Vivre et Chanter : Pour la beauté du geste

Par Robin Miranda Das Neves

72e Festival de Cannes
Sélection de la Quinzaine des Réalisateurs
Sortie nationale le 20 novembre 2019

La modernisation intensive des espaces urbains chinois imprègne ardemment son cinéma qui témoigne de la paradoxale paupérisation de ces villes « modernes » (Argent Amer, Wang Bing, 2016) ou encore des imaginaires écrasés par l’uniformisante monotonie de ses tours bétonnés (An Elephant Sitting Still, Hu Bo, 2018). Cependant, peu de cinéastes, à l’exception du documentariste français Hendrick Dussolier (Derniers Jours à Shibati, 2018), s’écartent d’un discours cinématographique, certes remarquable, sur cette moyennisation forcée de la société chinoise. Avec Vivre et Chanter, Johnny Ma ouvre alors une nouvelle voie, politique et artistique, qui prône la survivance d’une population et d’un art populaire.

Lors d’une séquence dramatique, le cinéaste sino-canadien étire son plan, à l’aide d’un lent travelling arrière, des gestes codifiées d’une représentation d’opéra traditionnel du Sichuan (variante davantage chantée que celui chinois) à ceux répétitifs d’ouvriers détruisant à coup de masse un immeuble adjacent. Vivre et Chanter joue ainsi sur une double définition de « tragédie » : d’un côté, celle onirique et flamboyante des histoires légendaires transmises par l’opéra lors de scènes de captation réelles ; de l’autre, celle de l’annihilation programmée des quartiers populaires aggravée par le recours au ralenti. En ouvrant son récit par un numéro de jeunes danseuses influencées par la C-Pop, Johnny Ma narre une lutte perdue d’avance face aux attraits de la modernité : les membres de la troupe s’adonnant tour à tour à des spectacles plus lucratifs (chanteuse dans un cabaret, numéro de masques proche de la prestidigitation).
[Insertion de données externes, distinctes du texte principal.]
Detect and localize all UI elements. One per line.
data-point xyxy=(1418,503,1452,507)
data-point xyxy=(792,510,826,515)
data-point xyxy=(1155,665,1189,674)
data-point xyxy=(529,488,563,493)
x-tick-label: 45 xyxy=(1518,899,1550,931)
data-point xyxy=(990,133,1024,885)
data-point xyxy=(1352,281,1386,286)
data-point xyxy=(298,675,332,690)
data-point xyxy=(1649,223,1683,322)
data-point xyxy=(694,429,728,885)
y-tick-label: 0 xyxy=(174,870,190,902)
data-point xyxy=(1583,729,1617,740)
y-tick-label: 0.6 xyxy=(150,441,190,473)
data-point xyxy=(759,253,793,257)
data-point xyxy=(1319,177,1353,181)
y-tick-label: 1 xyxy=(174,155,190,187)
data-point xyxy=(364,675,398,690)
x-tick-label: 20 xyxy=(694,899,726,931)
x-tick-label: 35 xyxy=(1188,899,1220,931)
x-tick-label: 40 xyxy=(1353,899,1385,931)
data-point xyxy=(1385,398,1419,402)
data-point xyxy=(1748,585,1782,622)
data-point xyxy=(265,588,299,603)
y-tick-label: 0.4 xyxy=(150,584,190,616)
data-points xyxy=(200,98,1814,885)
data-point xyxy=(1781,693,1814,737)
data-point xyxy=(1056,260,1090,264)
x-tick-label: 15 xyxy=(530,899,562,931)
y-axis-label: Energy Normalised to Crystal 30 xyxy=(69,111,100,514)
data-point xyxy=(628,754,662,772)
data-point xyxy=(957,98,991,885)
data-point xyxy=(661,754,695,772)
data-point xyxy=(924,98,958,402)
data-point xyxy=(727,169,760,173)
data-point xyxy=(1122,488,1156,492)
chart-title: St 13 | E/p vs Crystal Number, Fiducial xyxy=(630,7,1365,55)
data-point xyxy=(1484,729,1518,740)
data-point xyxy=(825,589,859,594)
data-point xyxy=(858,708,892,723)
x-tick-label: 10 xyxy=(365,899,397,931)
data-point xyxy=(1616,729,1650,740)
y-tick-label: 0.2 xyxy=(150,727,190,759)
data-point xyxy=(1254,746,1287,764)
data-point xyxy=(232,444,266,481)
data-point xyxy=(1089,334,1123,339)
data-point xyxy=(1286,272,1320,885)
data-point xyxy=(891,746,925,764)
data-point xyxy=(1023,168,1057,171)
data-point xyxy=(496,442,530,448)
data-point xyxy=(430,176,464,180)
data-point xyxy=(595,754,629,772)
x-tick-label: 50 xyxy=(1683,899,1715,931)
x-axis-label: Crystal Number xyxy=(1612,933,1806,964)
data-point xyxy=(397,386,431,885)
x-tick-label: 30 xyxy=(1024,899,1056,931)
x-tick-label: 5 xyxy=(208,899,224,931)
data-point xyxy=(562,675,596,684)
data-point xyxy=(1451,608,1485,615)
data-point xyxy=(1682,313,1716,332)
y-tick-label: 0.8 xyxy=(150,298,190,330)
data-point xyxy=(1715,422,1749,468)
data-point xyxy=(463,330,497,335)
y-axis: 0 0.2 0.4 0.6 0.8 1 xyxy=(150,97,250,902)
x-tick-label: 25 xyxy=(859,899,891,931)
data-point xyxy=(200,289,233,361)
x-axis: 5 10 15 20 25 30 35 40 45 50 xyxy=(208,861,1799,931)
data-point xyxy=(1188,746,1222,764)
Cependant, l’œuvre trouve sa singularité dans une nuance constante du discours, notamment sur cette question de la modernité avec cette grand-mère redonnant sourire et motivation à la troupe en dansant devant une vidéo montrée sur une tablette.

Cette ambivalence se retrouve également dans les personnages et leurs motivations. Vivre et Chanter dépeint des personnages complexes, loin de toutes caractérisations monolithiques souvent l’apanage des récits de « David contre Goliath », à l’instar de la cheffe de le troupe, Zhao Li, dont la détermination à maintenir ses spectacles dans la pure tradition opératique chinois n’a d’égale que son aveuglement. L’œuvre ne prend jamais parti entre l’attachement à l’art (symbolisé par Zhao Li) et la nécessité de survivre économiquement (figurée par les autres personnages). Ce réalisme psychologique réside assurément dans l’implication de cette troupe réelle, dont les membres reprennent chacun leur propre rôle, au processus d’écriture.

Enfin, la réussite de Vivre et Chanter repose aussi sur l’absence d’un antagoniste désigné avec cet évanescent chef des affaires culturelles qui cristallise aussi bien les espoirs que les peurs de Zhao Li. Par cette omission, l’œuvre évite les écueils du drame social et évoque judicieusement l’aveuglement des autorités chinoises. La force politique du discours de Johnny Ma réside alors dans la sublimation du geste opératique comme seul refuge (pour ces spectateurs âgés venant tous les jours) et unique ressource (pour les fantasmagories mentales de Zhao Li) à l’imaginaire. À la manière de ces « deus ex machina » faisant irruption dans le récit sous la forme de cet oracle que Zhao Li nomme « Le Gnome », Vivre et Chanter se métamorphose progressivement en opéra faisant fi du réel pour lui préférer un surréalisme resplendissant.

En se concluant sur une séquence chantée réunissant à nouveaux les membres de la troupe, Johnny Ma sacralise une dernière fois la solidarité entre les différents protagonistes, comédiens comme spectateurs, du récit. Sous des airs naïfs, Vivre et Chanterest une œuvre politique justement parce qu’elle choisit de se défaire du politique pour ne garder en son essence que l’art et sa pratique.